Running a business is difficult enough without the stresses of soaring input costs like electricity and rates. But in the Cape Flats suburb of Hanover Park residents also have to deal with daily shootings – two-a-day in July – due to a breakdown in law and order linked to rampant gangsterism. 

Sadly Hanover Park is not the only suburban war zone according to the latest crime statistics; the nearby Cape Town suburbs of Lavender Hill, Manenberg and Nyanga all feature on the worst crime rate list of police precincts, collectively pushing up the provincial violent crime rate at a time when everybody is talking up the Western Cape’s economic prospects. The Province saw a 21% increase in murder between April and June.
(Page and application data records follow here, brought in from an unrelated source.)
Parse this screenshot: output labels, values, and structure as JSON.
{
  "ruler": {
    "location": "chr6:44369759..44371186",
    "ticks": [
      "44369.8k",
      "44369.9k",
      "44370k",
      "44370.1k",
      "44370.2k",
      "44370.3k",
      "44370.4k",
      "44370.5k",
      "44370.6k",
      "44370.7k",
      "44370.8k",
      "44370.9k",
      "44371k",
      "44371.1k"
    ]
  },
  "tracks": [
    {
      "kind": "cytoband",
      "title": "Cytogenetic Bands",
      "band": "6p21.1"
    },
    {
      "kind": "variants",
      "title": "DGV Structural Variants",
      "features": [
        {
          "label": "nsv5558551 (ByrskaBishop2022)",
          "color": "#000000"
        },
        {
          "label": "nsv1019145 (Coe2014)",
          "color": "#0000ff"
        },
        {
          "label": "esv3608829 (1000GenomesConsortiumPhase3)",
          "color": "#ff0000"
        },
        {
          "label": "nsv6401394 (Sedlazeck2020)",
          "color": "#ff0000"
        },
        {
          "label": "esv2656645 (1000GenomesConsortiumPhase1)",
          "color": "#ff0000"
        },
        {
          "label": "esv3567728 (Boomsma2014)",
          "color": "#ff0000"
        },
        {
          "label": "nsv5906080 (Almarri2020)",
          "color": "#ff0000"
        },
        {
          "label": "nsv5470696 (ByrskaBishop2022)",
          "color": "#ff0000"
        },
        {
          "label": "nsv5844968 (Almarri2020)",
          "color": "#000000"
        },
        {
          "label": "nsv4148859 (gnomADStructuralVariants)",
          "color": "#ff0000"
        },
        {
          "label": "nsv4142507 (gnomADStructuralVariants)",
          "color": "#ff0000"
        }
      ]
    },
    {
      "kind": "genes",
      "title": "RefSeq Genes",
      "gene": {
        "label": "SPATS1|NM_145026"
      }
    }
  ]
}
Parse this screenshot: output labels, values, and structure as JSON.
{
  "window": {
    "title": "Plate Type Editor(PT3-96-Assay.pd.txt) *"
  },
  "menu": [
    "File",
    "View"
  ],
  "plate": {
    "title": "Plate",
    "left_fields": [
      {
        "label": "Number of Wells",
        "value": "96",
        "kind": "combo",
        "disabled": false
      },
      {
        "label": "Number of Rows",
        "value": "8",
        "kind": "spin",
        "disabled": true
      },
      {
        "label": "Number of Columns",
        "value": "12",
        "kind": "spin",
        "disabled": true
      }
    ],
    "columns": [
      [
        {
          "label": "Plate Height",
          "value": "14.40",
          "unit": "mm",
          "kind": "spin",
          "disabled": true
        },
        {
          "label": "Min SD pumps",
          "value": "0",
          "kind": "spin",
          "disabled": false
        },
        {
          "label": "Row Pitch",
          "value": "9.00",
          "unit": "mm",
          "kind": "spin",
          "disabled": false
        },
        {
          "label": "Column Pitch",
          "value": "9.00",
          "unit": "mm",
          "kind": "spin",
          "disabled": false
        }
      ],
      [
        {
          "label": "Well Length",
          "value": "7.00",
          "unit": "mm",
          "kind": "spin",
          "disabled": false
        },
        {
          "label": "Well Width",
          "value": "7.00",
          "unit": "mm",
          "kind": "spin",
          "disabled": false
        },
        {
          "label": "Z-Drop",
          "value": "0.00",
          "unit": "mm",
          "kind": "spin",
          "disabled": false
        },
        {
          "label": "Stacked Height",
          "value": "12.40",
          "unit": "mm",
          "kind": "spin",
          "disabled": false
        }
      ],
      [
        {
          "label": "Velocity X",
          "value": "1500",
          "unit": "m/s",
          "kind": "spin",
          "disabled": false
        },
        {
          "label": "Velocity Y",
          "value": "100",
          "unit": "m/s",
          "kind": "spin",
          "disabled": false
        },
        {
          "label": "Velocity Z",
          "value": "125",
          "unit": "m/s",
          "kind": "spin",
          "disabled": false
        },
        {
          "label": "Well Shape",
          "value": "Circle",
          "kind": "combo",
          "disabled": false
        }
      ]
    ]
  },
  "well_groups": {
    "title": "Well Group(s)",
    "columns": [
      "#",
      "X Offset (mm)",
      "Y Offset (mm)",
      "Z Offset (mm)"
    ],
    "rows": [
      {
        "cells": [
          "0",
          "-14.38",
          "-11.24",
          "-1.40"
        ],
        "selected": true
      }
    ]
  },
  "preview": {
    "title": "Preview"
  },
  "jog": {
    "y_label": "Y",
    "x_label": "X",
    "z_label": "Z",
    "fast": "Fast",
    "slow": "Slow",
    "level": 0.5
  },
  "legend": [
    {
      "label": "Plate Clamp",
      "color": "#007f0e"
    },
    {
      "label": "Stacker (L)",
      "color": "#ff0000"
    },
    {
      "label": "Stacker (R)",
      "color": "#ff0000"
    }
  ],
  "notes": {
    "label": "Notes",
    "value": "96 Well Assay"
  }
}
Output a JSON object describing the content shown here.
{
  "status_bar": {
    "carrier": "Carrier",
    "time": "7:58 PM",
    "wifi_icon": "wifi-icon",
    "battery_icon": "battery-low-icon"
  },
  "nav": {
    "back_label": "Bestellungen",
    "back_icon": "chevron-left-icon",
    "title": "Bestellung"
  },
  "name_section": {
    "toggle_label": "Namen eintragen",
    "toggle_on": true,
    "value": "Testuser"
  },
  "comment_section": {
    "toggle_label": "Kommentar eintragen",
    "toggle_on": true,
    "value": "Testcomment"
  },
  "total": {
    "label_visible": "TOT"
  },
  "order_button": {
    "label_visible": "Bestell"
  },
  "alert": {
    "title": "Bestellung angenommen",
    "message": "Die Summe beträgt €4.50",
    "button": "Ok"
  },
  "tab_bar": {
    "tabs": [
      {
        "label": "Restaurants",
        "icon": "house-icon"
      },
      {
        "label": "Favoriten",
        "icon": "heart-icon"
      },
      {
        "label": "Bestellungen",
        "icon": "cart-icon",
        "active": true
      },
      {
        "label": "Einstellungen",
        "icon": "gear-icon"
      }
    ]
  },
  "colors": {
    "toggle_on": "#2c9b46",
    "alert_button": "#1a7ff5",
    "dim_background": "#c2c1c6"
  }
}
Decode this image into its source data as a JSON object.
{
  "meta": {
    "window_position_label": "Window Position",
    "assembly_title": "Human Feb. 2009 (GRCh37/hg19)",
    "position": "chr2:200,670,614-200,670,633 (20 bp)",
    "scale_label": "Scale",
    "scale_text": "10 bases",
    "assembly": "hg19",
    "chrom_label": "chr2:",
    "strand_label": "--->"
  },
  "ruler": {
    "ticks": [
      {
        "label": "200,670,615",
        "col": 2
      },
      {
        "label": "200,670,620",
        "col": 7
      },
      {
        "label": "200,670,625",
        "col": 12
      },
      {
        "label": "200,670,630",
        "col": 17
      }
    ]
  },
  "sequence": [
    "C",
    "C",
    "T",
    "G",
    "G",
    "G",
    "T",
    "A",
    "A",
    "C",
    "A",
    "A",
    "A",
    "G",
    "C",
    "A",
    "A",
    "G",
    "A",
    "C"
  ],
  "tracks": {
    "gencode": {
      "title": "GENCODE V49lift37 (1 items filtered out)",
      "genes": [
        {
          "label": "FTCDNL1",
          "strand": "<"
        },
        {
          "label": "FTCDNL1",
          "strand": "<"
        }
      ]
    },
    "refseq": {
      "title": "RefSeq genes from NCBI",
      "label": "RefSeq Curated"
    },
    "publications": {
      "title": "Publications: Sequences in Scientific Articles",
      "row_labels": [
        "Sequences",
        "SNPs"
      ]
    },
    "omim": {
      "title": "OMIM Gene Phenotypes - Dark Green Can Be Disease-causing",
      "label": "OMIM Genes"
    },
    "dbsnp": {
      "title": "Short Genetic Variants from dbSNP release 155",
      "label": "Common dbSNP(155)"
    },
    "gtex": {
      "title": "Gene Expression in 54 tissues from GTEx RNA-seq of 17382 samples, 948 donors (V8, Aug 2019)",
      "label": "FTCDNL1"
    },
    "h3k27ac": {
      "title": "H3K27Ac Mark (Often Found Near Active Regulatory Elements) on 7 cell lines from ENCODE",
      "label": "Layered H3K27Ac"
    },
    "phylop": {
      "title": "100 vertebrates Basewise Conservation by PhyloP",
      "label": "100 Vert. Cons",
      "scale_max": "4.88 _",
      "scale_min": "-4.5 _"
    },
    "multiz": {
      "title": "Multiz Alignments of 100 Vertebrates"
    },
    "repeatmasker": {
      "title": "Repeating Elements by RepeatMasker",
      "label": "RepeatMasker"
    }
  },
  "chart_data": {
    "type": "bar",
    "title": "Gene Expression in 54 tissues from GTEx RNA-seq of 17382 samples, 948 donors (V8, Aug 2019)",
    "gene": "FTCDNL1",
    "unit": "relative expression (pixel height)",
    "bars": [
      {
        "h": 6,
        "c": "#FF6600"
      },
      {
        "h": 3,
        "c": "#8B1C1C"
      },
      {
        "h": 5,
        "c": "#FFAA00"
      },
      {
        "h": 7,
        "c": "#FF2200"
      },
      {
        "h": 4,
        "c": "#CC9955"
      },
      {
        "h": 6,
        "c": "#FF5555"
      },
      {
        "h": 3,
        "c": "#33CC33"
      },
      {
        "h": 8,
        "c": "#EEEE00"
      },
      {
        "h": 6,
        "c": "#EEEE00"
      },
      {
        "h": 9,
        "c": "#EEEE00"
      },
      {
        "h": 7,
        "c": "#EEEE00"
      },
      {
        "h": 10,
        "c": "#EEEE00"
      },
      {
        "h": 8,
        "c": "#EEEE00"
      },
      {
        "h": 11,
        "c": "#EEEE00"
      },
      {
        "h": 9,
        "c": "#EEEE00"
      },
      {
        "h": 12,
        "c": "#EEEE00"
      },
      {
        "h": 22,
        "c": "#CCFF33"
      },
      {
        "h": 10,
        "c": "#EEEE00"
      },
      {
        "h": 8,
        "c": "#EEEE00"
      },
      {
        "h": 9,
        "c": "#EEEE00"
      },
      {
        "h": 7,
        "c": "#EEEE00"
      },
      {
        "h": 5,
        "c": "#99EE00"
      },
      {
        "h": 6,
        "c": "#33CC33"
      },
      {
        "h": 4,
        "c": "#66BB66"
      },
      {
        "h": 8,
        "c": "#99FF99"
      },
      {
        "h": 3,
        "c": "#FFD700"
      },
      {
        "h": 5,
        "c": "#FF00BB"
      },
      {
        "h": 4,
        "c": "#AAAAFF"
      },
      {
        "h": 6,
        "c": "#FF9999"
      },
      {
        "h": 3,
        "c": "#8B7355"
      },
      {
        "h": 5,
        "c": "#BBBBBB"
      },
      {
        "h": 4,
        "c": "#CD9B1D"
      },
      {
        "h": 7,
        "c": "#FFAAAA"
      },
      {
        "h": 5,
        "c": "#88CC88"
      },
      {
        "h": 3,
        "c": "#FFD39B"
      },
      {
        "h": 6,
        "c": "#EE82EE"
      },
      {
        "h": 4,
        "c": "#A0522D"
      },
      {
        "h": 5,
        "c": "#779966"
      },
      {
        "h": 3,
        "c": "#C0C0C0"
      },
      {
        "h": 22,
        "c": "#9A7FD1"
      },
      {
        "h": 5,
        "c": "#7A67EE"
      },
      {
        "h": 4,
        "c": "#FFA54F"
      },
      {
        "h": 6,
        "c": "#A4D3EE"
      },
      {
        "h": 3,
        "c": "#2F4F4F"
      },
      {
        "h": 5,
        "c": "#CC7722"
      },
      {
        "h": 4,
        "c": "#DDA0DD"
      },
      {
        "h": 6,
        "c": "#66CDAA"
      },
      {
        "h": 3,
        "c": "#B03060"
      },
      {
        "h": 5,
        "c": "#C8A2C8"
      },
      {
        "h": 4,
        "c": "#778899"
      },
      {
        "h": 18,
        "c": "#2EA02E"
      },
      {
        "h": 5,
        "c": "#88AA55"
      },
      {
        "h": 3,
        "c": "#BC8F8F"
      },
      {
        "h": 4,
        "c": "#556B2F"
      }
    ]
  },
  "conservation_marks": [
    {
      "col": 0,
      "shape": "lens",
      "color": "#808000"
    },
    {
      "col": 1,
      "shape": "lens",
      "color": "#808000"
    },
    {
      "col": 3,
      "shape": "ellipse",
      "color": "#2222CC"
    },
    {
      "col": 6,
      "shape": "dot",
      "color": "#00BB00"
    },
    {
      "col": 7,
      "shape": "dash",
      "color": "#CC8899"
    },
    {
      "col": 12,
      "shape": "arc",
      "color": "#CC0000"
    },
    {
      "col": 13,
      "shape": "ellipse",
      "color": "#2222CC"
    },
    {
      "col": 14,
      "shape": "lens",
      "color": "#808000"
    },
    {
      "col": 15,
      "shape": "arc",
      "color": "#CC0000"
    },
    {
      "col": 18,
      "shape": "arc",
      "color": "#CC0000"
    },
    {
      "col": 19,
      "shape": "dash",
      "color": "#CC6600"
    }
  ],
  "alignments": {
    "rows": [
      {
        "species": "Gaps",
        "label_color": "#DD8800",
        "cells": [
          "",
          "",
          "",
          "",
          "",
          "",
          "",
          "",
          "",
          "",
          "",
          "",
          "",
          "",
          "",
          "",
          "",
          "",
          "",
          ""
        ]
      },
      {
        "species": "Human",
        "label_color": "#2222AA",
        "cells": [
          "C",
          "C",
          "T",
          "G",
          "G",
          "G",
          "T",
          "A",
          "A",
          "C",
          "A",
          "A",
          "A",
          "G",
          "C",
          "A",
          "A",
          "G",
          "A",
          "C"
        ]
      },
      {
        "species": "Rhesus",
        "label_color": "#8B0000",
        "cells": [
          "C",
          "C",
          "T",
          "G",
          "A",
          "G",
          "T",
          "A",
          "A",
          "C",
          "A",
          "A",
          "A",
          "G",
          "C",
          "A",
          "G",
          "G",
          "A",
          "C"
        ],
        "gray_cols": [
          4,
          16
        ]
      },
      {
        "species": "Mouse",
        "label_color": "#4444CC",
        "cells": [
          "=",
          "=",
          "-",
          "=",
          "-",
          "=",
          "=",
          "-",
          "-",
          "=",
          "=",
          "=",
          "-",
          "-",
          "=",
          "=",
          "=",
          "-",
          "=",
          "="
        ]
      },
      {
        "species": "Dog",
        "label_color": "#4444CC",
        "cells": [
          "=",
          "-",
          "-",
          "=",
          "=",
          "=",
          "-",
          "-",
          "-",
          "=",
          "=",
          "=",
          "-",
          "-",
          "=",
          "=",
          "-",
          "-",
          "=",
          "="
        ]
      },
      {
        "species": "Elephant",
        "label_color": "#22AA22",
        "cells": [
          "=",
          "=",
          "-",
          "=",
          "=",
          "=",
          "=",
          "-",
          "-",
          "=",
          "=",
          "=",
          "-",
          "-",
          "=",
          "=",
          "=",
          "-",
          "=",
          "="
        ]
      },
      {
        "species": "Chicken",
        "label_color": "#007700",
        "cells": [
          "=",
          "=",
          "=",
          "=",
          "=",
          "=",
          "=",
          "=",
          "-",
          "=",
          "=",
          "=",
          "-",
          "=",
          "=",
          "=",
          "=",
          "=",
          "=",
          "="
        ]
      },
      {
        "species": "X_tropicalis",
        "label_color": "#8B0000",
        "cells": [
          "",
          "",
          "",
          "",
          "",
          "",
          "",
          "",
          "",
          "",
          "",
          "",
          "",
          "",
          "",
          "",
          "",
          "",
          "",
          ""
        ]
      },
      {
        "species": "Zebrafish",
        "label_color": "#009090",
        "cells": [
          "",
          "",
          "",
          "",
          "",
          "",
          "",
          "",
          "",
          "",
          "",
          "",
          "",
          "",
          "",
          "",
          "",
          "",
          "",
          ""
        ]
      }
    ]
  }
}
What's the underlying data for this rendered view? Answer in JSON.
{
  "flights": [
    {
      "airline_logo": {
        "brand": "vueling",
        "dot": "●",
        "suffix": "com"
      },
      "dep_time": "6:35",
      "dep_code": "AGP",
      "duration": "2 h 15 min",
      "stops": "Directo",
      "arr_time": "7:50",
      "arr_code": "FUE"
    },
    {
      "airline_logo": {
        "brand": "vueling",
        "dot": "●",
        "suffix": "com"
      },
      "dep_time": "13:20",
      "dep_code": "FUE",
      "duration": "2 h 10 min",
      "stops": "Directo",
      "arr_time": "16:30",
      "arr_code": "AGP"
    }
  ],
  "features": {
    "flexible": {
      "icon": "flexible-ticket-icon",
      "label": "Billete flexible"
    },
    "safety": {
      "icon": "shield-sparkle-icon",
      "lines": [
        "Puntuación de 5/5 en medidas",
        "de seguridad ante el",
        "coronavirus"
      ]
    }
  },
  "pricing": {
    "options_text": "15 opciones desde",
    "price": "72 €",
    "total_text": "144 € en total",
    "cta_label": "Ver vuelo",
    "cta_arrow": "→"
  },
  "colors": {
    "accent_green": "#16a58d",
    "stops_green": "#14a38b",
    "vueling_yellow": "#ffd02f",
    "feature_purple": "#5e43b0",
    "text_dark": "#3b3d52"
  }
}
It is difficult to quantify the impact of such rampant criminality on the regional economy. We will never know what Hanover Park might have become without daily gun battles keeping its fearful residents indoors. Nor will we know what garage entrepreneur might already have emerged in Manenberg if he or she had not been co-opted into the neighbourhood gang. 

What we do know is that crime is one of the biggest obstacles to business growth, and that assurances of future growth will remain meaningless sugarcoating unless government can restore law and order where people live and work. 

We also know that, while criminals do not appear to be in short supply, South Africa also has a history of community activism underpinning our society. There are many fighting behind the scenes to bring peace to places like Hanover Park where, in all honesty, democracy is just a nine-letter word and not a lived experience. Against all odds residents and police officers regularly risk their lives to bring criminals to book. People like Elsies River neighbourhood watch patroller Clinton True who was killed in a botched hijacking in early September. 

Every killing sets us back in the quest to heal a fractured community; every unsolved crime is an insult to those who sacrificed their personal wellbeing in the belief that we can move beyond the cycle of violence.

Fortunately the provincial government is set to trial a new deployment strategy involving its Law Enforcement Action Plan (LEAP) officers, with a ‘double-up’ deployment in six Cape Town crime hotspots. A Reaction Unit of 120 additional officers will be deployed tot Hanover Park and Manenberg and several other areas which do not have permanently stationed LEAP officers. 

We commend the Province for responding with the necessary urgency.

In times of trouble, collectively and individually, we find out who we are. Let each of us do what we can to restore hope to our communities, or to support those doing so on our behalf.